Quello che Lessio non dice.  Il quadro è dunque questo: i motori per la combustione del biogas erano necessari, il procedimento corretto, ed il Comune ha le mani legate. Tutto giusto, ma troppo semplificativo. Perché alla fine dei giochi la questione è un’altra: l’ente sembra essersi auto-esautorato della funzione di indirizzo. Perché è vero che la competenza per questo tipo di impianti è in capo alla Provincia e che l’Aia rilasciata dalla Regione era con tutta probabilità invalicabile, ma è parimenti vero che il Testo Unico in Materia Ambientale, citato dallo stesso Lessio nel resoconto normativo offerto in Aula, afferma anche che l’ente può concorrere a disciplinare la gestione dei rifiuti con appositi regolamenti, in virtù delle competenze circa la preservazione della pubblica salute ma anche del rispetto della normativa urbanistica. La norma di riferimento nel secondo caso è il decreto legislativo 112/1998. Proprio lo stato dei luoghi in chiave urbanistica è abbastanza controverso a Borgo Montello, con dei vincoli per preservare le aree a destinazione agricola inseriti e poi parzialmente revocati tra il 2012 e il 2013. In parole povere, la chimera era un regolamento che mettesse dei paletti normativi su come gestire l’universo rifiuti sul territorio comunale, ma soprattutto su Borgo Montello su cui pendono un poker di progetti tra ampliamenti dei siti di discarica ed impianti di trattamento, senza che il Comune abbia dato degli indirizzi perentori, con relazioni giustificative poggiate su un solido castello normativo, che non vadano a farsi benedire di fronte al primo ricorso al Tar. Indirizzi che non sono arrivati nemmeno sulla vicenda biogas, sul cui progetto sono state presentate delle obiezioni dal comitato dei residenti di Borgo Montello. Questo in un tavolo tecnico convocato a Piazza del Popolo qualche mese fa. Ma Giorgio Libralato, consulente tecnico del comitato, lo ha ripetuto in più frangenti, anche in una recente intervista rilasciata a Latina24.ore.it. Anche perché nel progetto non vi è un legame definito, in termini di cronoprogramma, con la fase post mortem della discarica, sbandierata ai quattro venti da chiunque provasse a partorire proclami su Borgo Montello.

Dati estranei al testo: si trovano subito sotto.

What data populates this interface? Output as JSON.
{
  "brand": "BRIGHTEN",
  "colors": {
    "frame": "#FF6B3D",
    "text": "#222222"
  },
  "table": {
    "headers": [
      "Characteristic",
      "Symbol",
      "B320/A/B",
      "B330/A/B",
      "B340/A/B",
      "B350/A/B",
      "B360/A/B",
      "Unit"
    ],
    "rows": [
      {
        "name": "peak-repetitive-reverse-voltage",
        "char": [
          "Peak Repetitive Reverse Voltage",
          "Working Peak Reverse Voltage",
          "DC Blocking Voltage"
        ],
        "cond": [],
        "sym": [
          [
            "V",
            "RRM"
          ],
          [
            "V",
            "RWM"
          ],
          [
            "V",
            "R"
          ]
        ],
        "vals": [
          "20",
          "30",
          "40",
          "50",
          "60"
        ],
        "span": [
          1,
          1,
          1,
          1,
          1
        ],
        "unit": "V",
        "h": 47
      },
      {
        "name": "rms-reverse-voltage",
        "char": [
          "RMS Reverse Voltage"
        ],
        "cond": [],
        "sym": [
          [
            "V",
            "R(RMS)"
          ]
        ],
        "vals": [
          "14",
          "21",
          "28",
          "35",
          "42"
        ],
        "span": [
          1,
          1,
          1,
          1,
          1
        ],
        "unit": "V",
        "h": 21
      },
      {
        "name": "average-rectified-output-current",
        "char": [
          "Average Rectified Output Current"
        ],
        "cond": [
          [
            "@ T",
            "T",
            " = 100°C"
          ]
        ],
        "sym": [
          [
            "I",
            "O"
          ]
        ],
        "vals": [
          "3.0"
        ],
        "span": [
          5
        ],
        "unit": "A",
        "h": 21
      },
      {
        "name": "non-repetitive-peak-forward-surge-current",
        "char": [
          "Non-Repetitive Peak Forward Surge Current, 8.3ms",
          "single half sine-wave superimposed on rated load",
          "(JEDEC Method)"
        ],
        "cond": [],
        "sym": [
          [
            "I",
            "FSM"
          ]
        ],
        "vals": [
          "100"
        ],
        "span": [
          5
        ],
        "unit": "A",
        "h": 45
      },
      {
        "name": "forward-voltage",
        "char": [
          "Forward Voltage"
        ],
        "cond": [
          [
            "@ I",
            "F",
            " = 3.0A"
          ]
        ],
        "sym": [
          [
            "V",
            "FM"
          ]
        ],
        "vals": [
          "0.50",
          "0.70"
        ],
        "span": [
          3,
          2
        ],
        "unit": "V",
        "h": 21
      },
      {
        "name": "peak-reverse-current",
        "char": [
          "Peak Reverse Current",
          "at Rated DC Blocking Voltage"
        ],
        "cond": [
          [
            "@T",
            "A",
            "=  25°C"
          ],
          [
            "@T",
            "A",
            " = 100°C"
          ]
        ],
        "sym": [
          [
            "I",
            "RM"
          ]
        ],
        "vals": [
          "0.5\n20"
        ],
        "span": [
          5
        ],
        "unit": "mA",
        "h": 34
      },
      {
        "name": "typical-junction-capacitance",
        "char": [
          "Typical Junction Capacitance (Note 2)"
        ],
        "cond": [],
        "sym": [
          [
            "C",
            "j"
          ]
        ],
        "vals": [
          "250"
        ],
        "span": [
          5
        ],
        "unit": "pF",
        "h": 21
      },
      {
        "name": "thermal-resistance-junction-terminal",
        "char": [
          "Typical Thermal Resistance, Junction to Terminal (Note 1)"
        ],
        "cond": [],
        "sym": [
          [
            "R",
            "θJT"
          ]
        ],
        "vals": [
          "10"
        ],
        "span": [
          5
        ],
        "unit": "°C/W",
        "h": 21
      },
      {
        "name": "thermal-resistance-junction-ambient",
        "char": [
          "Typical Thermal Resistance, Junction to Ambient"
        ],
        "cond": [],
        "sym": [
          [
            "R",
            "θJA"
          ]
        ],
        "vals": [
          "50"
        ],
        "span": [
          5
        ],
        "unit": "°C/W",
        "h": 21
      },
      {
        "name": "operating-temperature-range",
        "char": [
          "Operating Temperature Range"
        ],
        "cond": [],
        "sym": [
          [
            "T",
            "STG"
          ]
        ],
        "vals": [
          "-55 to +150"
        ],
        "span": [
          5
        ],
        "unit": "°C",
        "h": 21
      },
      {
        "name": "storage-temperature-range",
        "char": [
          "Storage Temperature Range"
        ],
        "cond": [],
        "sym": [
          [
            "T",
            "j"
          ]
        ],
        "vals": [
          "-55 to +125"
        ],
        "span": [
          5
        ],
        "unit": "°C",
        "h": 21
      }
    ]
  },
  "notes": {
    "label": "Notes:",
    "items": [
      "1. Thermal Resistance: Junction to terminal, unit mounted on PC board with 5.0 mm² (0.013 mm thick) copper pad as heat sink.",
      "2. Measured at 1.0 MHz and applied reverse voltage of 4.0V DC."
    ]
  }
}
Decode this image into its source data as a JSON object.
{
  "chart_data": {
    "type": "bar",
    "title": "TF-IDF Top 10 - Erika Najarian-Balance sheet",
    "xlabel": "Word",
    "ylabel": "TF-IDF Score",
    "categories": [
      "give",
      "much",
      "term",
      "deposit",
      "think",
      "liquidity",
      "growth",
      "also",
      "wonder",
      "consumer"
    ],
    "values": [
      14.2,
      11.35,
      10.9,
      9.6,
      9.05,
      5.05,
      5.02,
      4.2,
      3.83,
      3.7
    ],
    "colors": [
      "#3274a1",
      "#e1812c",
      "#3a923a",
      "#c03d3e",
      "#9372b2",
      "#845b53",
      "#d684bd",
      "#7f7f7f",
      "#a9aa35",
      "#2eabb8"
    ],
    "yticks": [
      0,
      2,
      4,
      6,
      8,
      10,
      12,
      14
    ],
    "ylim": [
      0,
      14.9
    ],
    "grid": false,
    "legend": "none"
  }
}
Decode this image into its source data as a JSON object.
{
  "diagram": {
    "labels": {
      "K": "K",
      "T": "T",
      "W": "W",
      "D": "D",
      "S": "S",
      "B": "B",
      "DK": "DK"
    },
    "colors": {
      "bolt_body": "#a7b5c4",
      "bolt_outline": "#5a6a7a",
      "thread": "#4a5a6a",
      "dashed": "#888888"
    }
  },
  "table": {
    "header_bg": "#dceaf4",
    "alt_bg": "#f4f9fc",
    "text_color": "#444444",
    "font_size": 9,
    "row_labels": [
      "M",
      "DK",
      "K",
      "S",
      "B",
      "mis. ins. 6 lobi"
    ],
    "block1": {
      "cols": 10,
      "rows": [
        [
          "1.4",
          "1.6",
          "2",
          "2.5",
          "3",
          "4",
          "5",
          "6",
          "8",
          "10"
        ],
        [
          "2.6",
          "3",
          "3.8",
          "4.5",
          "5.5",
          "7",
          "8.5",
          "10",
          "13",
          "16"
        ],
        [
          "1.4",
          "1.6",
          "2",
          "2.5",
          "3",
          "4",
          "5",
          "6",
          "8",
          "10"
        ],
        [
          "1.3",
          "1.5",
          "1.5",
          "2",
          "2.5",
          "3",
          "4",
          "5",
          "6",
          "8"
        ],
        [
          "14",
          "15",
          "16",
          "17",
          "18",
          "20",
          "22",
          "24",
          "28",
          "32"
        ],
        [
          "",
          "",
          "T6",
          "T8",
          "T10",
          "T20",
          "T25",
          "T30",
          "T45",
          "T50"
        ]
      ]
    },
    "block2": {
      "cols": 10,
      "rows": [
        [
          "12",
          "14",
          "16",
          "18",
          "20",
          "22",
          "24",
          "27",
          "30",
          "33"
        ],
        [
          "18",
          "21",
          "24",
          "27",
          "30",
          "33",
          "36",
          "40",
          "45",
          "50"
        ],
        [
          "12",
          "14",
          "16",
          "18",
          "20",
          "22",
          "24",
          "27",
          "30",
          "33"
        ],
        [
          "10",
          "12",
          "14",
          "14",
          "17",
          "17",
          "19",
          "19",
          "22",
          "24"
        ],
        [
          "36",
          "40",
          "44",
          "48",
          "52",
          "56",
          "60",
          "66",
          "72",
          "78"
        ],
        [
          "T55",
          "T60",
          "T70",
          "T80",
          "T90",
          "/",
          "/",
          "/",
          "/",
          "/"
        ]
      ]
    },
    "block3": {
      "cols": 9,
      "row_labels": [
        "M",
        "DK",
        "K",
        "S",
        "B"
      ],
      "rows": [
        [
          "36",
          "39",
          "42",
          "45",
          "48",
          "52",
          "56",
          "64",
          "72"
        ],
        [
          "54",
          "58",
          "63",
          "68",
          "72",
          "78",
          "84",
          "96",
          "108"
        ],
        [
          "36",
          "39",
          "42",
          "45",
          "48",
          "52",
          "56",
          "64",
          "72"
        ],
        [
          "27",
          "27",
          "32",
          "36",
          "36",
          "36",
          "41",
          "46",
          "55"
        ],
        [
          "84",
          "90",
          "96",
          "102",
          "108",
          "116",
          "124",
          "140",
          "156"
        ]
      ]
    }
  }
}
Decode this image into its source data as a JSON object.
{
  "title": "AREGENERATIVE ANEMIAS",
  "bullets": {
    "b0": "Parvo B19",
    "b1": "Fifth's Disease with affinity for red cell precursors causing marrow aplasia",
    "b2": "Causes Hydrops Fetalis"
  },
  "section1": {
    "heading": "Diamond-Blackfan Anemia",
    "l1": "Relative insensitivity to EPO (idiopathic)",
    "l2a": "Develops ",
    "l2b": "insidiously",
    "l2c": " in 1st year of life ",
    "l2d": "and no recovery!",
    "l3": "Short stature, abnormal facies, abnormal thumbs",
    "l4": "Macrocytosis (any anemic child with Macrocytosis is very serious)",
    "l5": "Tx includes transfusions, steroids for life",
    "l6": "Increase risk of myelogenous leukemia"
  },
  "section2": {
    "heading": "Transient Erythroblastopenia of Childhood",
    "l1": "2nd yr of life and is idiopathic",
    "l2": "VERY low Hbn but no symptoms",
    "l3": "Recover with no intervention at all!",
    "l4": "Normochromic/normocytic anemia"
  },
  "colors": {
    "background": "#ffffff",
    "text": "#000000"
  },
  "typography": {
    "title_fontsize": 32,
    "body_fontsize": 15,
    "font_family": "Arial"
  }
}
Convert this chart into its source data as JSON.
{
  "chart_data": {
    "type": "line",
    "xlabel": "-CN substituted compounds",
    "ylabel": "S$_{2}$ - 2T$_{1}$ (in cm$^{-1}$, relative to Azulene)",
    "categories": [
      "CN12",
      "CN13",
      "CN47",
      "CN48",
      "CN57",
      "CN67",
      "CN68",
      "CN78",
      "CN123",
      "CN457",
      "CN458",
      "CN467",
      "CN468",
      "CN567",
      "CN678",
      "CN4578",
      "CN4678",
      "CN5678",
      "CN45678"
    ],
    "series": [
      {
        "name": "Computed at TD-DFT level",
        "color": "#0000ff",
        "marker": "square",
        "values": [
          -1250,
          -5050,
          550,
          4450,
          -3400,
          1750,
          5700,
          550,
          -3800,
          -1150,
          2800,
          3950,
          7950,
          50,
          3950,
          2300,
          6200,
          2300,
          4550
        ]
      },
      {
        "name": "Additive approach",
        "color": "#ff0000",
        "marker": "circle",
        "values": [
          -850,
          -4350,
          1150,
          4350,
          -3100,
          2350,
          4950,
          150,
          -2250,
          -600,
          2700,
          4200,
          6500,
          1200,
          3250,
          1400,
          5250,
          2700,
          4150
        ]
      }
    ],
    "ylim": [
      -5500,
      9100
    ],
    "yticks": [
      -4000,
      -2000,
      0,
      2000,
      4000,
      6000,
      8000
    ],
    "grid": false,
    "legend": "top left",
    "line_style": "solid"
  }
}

Planimetria dell’impianto biogas Ind.Eco

Si va verso l’indagine amministrativa: dietro l’angolo la richiesta di dimissioni. L’interrogativo di fondo rimane: perché Lessio ha rinunciato a far valere le proprie posizioni in conferenza dei servizi? Negligenza amministrativa o convergenza di intenti con Provincia e Regione? Le domande – il cui effetto viene amplificato dall’imminente decisione dell’ente regionale di creare un Ambito Unico per la gestione dei rifiuti – restano in piedi, tant’è che Enrico Forte annuncia dei provvedimenti da parte della minoranza: “Il Comune ha il dovere di presentare osservazioni e produrre atti – avverte il capogruppo Pd, autore, va ricordato, di un dietrofront sul tema Tmb: prima a favore, poi contrario senza una raccolta differenziata spinta. Il consigliere regionale dem lancia così il dardo sulla giunta Coletta: “Di fronte alla nuova ‘Lessio magistralis’ – il latinismo coniato da Forte – formalizzeremo una richiesta di un’indagine amministrativa interna. Dopodiché, se apprenderemo che Lessio è stato in realtà informato della conferenza dei servizi, e non si quindi recato a rappresentare il territorio di questa città, noi presenteremo una mozione per la dimissioni dell’assessore”. Lessio, dal canto suo, si dice convinto della legittimità del proprio operato: “In che cosa consiste questo Lessiogate? In omissione in atti? In interessi personali che starei coltivando ai danni della collettività? Nelle mancate punizioni di funzionari che nulla avrebbero potuto aggiungere alla stessa istruttoria?” L’assessore, dunque, respinge tutte le accuse ma al contempo glissa sulle responsabilità dell’amministrazione e prova a fare da schermo ai suoi uffici. Il caso biogas, quello che Il Giornale di Latina definì Lessiogate – termine respinto con forza d’assessore – si appresta, al netto dei fatti, ad entrare nel vivo.